Creating an archive for my students’ oral history documentaries has been an idea I’ve been kicking around in my head for several years. Last semester I finally was able to produce this archive as a way to publish and share the learning of St. John’s students with grandparents and our school community. However, little attention was given to the overall design, purpose and learning outcomes for the public with which it might engage. Hearing about how the initial grant request for Histories of the National Mall was rejected has served as the inspiration to retool the project. I would like to create a more nuanced design and to think more carefully about both the intended audiences and institutional goals for St. John’s School and its students.
In order to begin the process of redesign, I interviewed three people – our admission director, our curriculum development director, and our curriculum integration specialist who is a recognized expert on PBL (Project Based Learning) and grandmother of eight. Each person visited the website and answered a set of questions about the site’s design, intended audience and purpose. Some interviews were conducted live and recorded. Others gave written feedback. While the written feedback was concise and helpful in that regard, the oral interview proved more valuable than I imagined. The ability to let the conversation flow back and forth led to some new findings and new insights that I probably wouldn’t have garnered otherwise. Clearly, this dialogical process was a large part of the readings for this module, and while I understood its value in concept, I was surprised by how different the two experiences actually were. It was a valuable exercise to be able to compare the two methods, and it taught me a valuable lesson. While personal interviews might not always be possible, identifying at least one or two individuals to really engage in a dialogue is critical to doing this kind of public history. Otherwise, the conversation becomes one-sided and self-directed by the researcher. It’s not so much about getting the answers to questions but more about discovering new questions to ask.
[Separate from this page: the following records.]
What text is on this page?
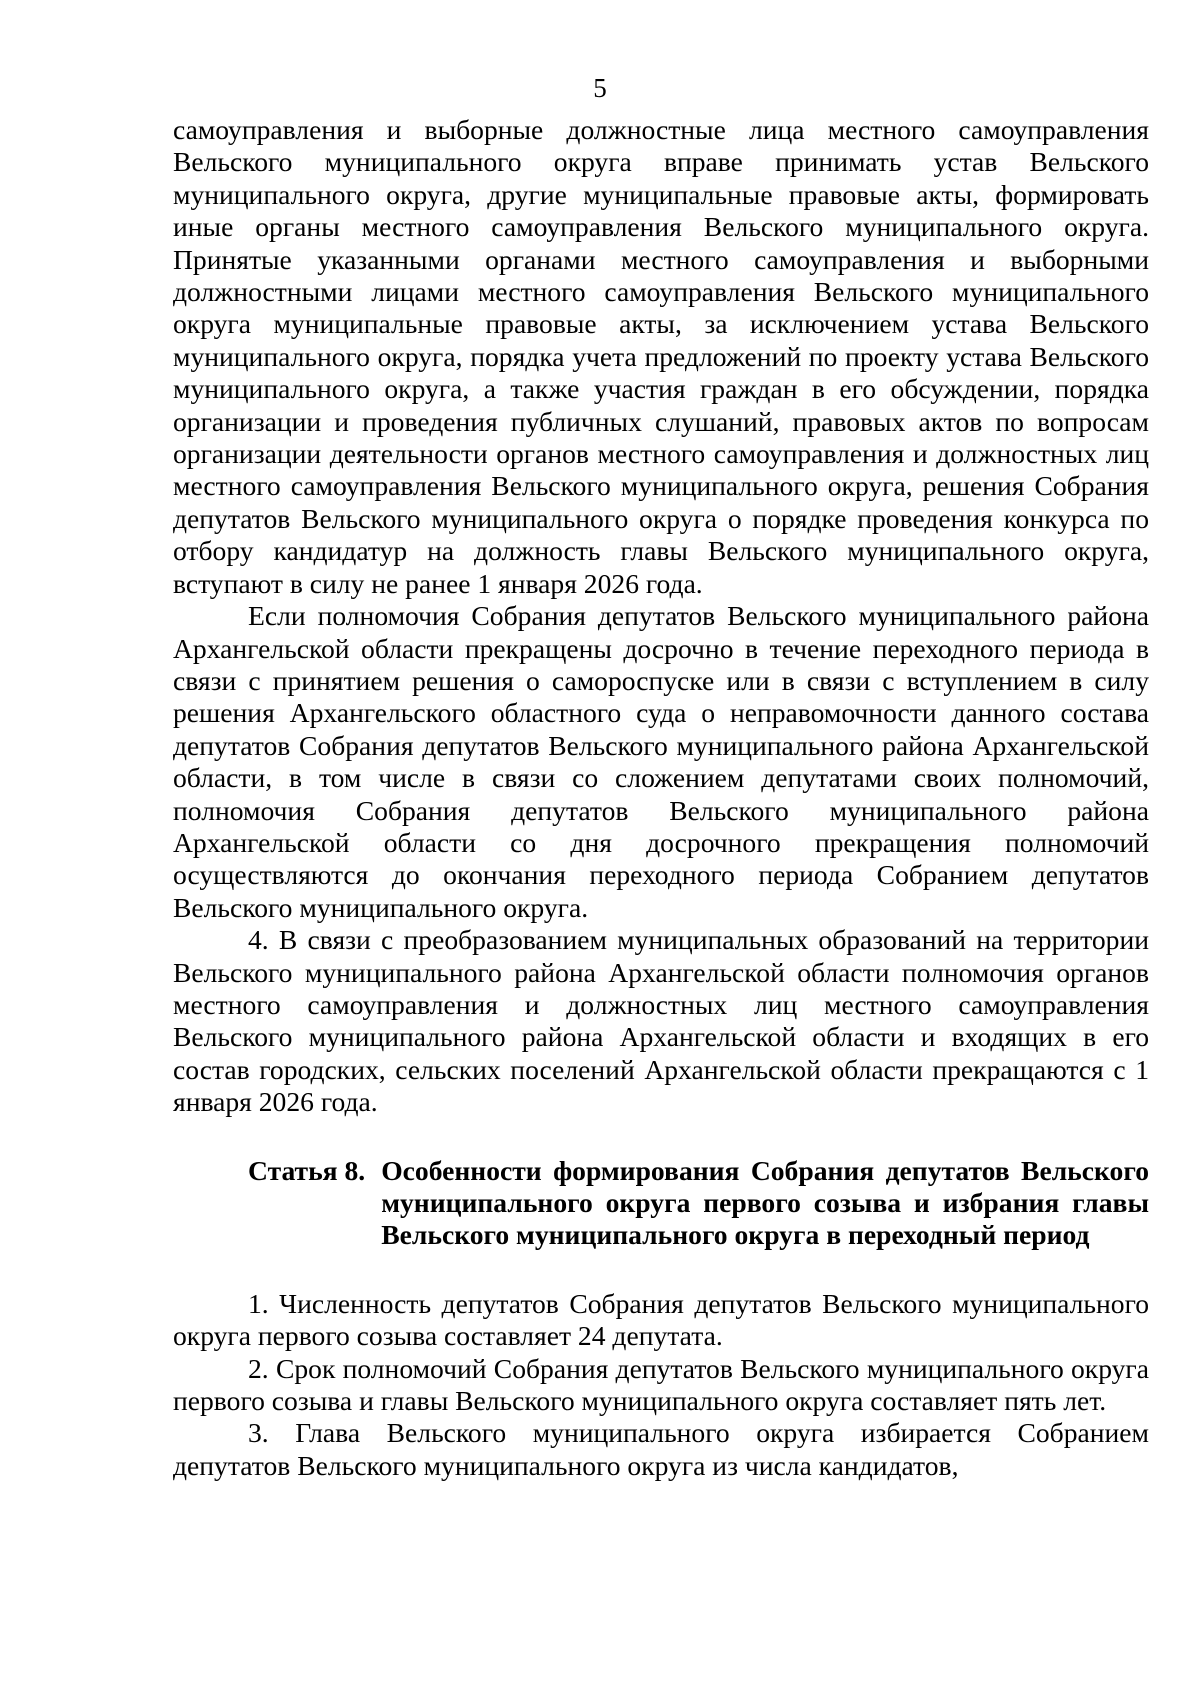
5

самоуправления и выборные должностные лица местного самоуправления Вельского муниципального округа вправе принимать устав Вельского муниципального округа, другие муниципальные правовые акты, формировать иные органы местного самоуправления Вельского муниципального округа. Принятые указанными органами местного самоуправления и выборными должностными лицами местного самоуправления Вельского муниципального округа муниципальные правовые акты, за исключением устава Вельского муниципального округа, порядка учета предложений по проекту устава Вельского муниципального округа, а также участия граждан в его обсуждении, порядка организации и проведения публичных слушаний, правовых актов по вопросам организации деятельности органов местного самоуправления и должностных лиц местного самоуправления Вельского муниципального округа, решения Собрания депутатов Вельского муниципального округа о порядке проведения конкурса по отбору кандидатур на должность главы Вельского муниципального округа, вступают в силу не ранее 1 января 2026 года.

Если полномочия Собрания депутатов Вельского муниципального района Архангельской области прекращены досрочно в течение переходного периода в связи с принятием решения о самороспуске или в связи с вступлением в силу решения Архангельского областного суда о неправомочности данного состава депутатов Собрания депутатов Вельского муниципального района Архангельской области, в том числе в связи со сложением депутатами своих полномочий, полномочия Собрания депутатов Вельского муниципального района Архангельской области со дня досрочного прекращения полномочий осуществляются до окончания переходного периода Собранием депутатов Вельского муниципального округа.

4. В связи с преобразованием муниципальных образований на территории Вельского муниципального района Архангельской области полномочия органов местного самоуправления и должностных лиц местного самоуправления Вельского муниципального района Архангельской области и входящих в его состав городских, сельских поселений Архангельской области прекращаются с 1 января 2026 года.

Статья 8. Особенности формирования Собрания депутатов Вельского муниципального округа первого созыва и избрания главы Вельского муниципального округа в переходный период

1. Численность депутатов Собрания депутатов Вельского муниципального округа первого созыва составляет 24 депутата.

2. Срок полномочий Собрания депутатов Вельского муниципального округа первого созыва и главы Вельского муниципального округа составляет пять лет.

3. Глава Вельского муниципального округа избирается Собранием депутатов Вельского муниципального округа из числа кандидатов,
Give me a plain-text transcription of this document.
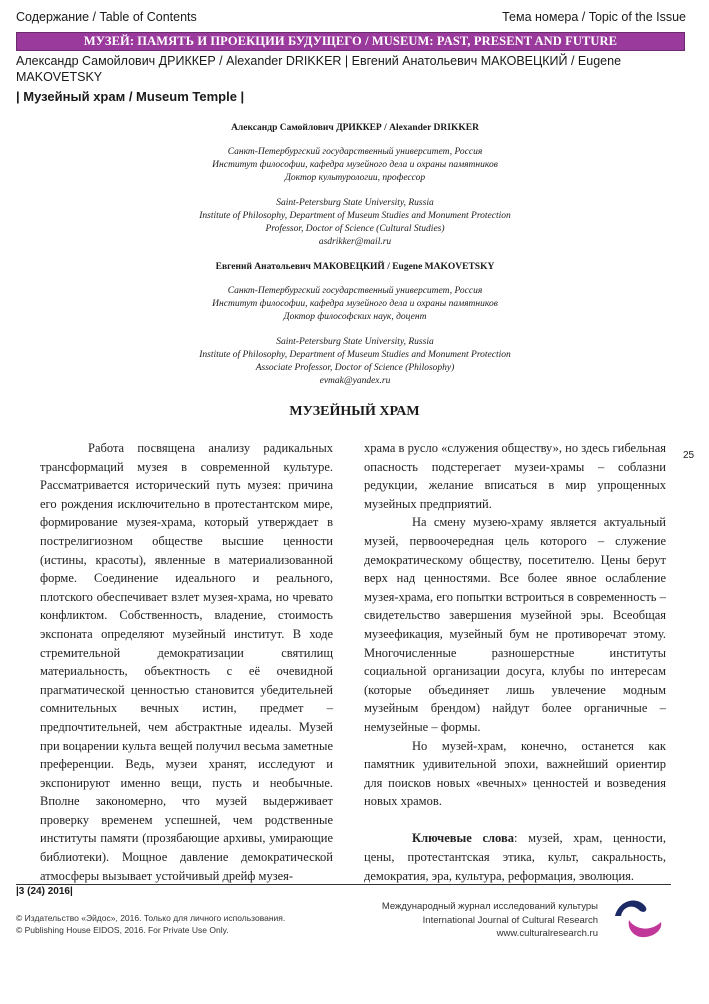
Содержание / Table of Contents	Тема номера / Topic of the Issue
МУЗЕЙ: ПАМЯТЬ И ПРОЕКЦИИ БУДУЩЕГО / MUSEUM: PAST, PRESENT AND FUTURE
Александр Самойлович ДРИККЕР / Alexander DRIKKER | Евгений Анатольевич МАКОВЕЦКИЙ / Eugene MAKOVETSKY
| Музейный храм / Museum Temple |
Александр Самойлович ДРИККЕР / Alexander DRIKKER
Санкт-Петербургский государственный университет, Россия
Институт философии, кафедра музейного дела и охраны памятников
Доктор культурологии, профессор
Saint-Petersburg State University, Russia
Institute of Philosophy, Department of Museum Studies and Monument Protection
Professor, Doctor of Science (Cultural Studies)
asdrikker@mail.ru
Евгений Анатольевич МАКОВЕЦКИЙ / Eugene MAKOVETSKY
Санкт-Петербургский государственный университет, Россия
Институт философии, кафедра музейного дела и охраны памятников
Доктор философских наук, доцент
Saint-Petersburg State University, Russia
Institute of Philosophy, Department of Museum Studies and Monument Protection
Associate Professor, Doctor of Science (Philosophy)
evmak@yandex.ru
МУЗЕЙНЫЙ ХРАМ

Работа посвящена анализу радикальных трансформаций музея в современной культуре. Рассматривается исторический путь музея: причина его рождения исключительно в протестантском мире, формирование музея-храма, который утверждает в пострелигиозном обществе высшие ценности (истины, красоты), явленные в материализованной форме. Соединение идеального и реального, плотского обеспечивает взлет музея-храма, но чревато конфликтом. Собственность, владение, стоимость экспоната определяют музейный институт. В ходе стремительной демократизации святилищ материальность, объектность с её очевидной прагматической ценностью становится убедительней сомнительных вечных истин, предмет – предпочтительней, чем абстрактные идеалы. Музей при воцарении культа вещей получил весьма заметные преференции. Ведь, музеи хранят, исследуют и экспонируют именно вещи, пусть и необычные. Вполне закономерно, что музей выдерживает проверку временем успешней, чем родственные институты памяти (прозябающие архивы, умирающие библиотеки). Мощное давление демократической атмосферы вызывает устойчивый дрейф музея-

храма в русло «служения обществу», но здесь гибельная опасность подстерегает музеи-храмы – соблазни редукции, желание вписаться в мир упрощенных музейных предприятий.

На смену музею-храму является актуальный музей, первоочередная цель которого – служение демократическому обществу, посетителю. Цены берут верх над ценностями. Все более явное ослабление музея-храма, его попытки встроиться в современность – свидетельство завершения музейной эры. Всеобщая музеефикация, музейный бум не противоречат этому. Многочисленные разношерстные институты социальной организации досуга, клубы по интересам (которые объединяет лишь увлечение модным музейным брендом) найдут более органичные – немузейные – формы.

Но музей-храм, конечно, останется как памятник удивительной эпохи, важнейший ориентир для поисков новых «вечных» ценностей и возведения новых храмов.

Ключевые слова: музей, храм, ценности, цены, протестантская этика, культ, сакральность, демократия, эра, культура, реформация, эволюция.

25
|3 (24) 2016|
© Издательство «Эйдос», 2016. Только для личного использования.
© Publishing House EIDOS, 2016. For Private Use Only.
Международный журнал исследований культуры
International Journal of Cultural Research
www.culturalresearch.ru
In totality, this initial research has given me several things to consider.
- I was surprised by how much all three liked the way the site looked and was organized. A particular strength was the title of the site and the ways that it visually connected to weaving that students do each year as part of our art program. For each of them it spoke to the community feel of St. John’s that is palpable in the halls and to outside visitors.
- I still feel like it is too wrapped up in the written word and needs more visualization. Perhaps some explorations or mini exhibits that ask questions that hook the viewer could be added to the landing page.
- The landing page needs revision to make it more dynamic. As my professor noted, “The site is less dynamic than the content.” I need to figure out a way to adjust that.
- I am considering adding a section on teaching with the site, both how to do the documentary film project (inspired by the Bracero Archive) and ways to devise lessons that center around some of the student produced videos. These were two things that I had not considered before having a dialogue with one colleague who saw this as a potential for the site.